Cochlan also studied the intertwined effects of light and temperature, which are expected to respond to climate change, potentially influencing the production of domoic acid. But it was the results of the trials on ocean acidification that were the most striking.

SFSU Research Associate Chris Ikeda sampling 6-liter cultures of Pseudo-nitzschia multiseries during combined temperature-light experiments conducted during the COVID-19 pandemic.

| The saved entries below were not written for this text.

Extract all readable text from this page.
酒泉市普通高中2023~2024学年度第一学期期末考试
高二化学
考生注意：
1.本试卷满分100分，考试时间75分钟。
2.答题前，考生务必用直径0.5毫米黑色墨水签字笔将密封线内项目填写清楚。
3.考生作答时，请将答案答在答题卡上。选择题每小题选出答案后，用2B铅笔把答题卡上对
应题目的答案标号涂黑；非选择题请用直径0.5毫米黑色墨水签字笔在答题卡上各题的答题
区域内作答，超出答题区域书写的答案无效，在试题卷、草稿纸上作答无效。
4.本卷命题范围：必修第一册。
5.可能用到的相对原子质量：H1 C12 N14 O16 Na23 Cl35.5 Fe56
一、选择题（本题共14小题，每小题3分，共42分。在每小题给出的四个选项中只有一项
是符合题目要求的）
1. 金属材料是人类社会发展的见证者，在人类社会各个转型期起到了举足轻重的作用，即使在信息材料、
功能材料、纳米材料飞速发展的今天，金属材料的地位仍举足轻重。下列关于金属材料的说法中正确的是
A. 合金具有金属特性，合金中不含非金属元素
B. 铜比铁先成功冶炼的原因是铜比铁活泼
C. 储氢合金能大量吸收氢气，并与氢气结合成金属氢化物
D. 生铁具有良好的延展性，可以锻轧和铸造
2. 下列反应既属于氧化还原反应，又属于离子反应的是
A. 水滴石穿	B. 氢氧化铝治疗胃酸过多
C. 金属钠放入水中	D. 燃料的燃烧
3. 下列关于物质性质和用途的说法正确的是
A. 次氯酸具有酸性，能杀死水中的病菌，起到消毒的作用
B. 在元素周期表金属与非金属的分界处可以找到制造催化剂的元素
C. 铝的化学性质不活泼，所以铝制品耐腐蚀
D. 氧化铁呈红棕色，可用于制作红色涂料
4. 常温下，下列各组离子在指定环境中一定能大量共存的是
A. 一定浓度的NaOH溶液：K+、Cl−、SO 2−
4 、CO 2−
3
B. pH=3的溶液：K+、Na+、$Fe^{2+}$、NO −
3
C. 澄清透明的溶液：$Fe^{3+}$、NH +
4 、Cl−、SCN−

“They were obvious. Crystal clear. And they were not what we expected,” Cochlan says. “We found that increased ocean acidity (as measured by reduced pH values) did not increase domoic acid production rate and did not increase cellular growth rate. This is contrary to what I’ve seen with another species we’ve tested and is in contrast with earlier studies performed by others.”

To Cochlan, these unexpected results offer a reminder that researchers need to be cautious about generalizations. For the toxigenic diatom species most relevant to California, ocean acidification may not be a major concern compared to the increasingly warmer sea surface temperature resulting from climate change. Cochlan’s team also found that these environmental stressors should not be just studied independently, but need to be examined in combination. Cochlan, who retired from San Francisco State University in 2023, recently received funding from the National Oceanic and Atmospheric Administration for a larger-scale study, a collaborative project with researchers from the Northwest Indian College, the University of Washington, NOAA’s Pacific Marine Environmental Lab (PMEL) and Washington Sea Grant. The new project will examine whether the same findings hold true in the Pacific Northwest, where ocean acidification is more widespread and of greater intensity than in California. Cochlan’s team will be providing its data to several modelers to improve researchers’ ability to forecast domoic acid-producing blooms under a variety of climate change scenarios, and many of their results have already been presented to the scientific community at both international and national scientific conferences.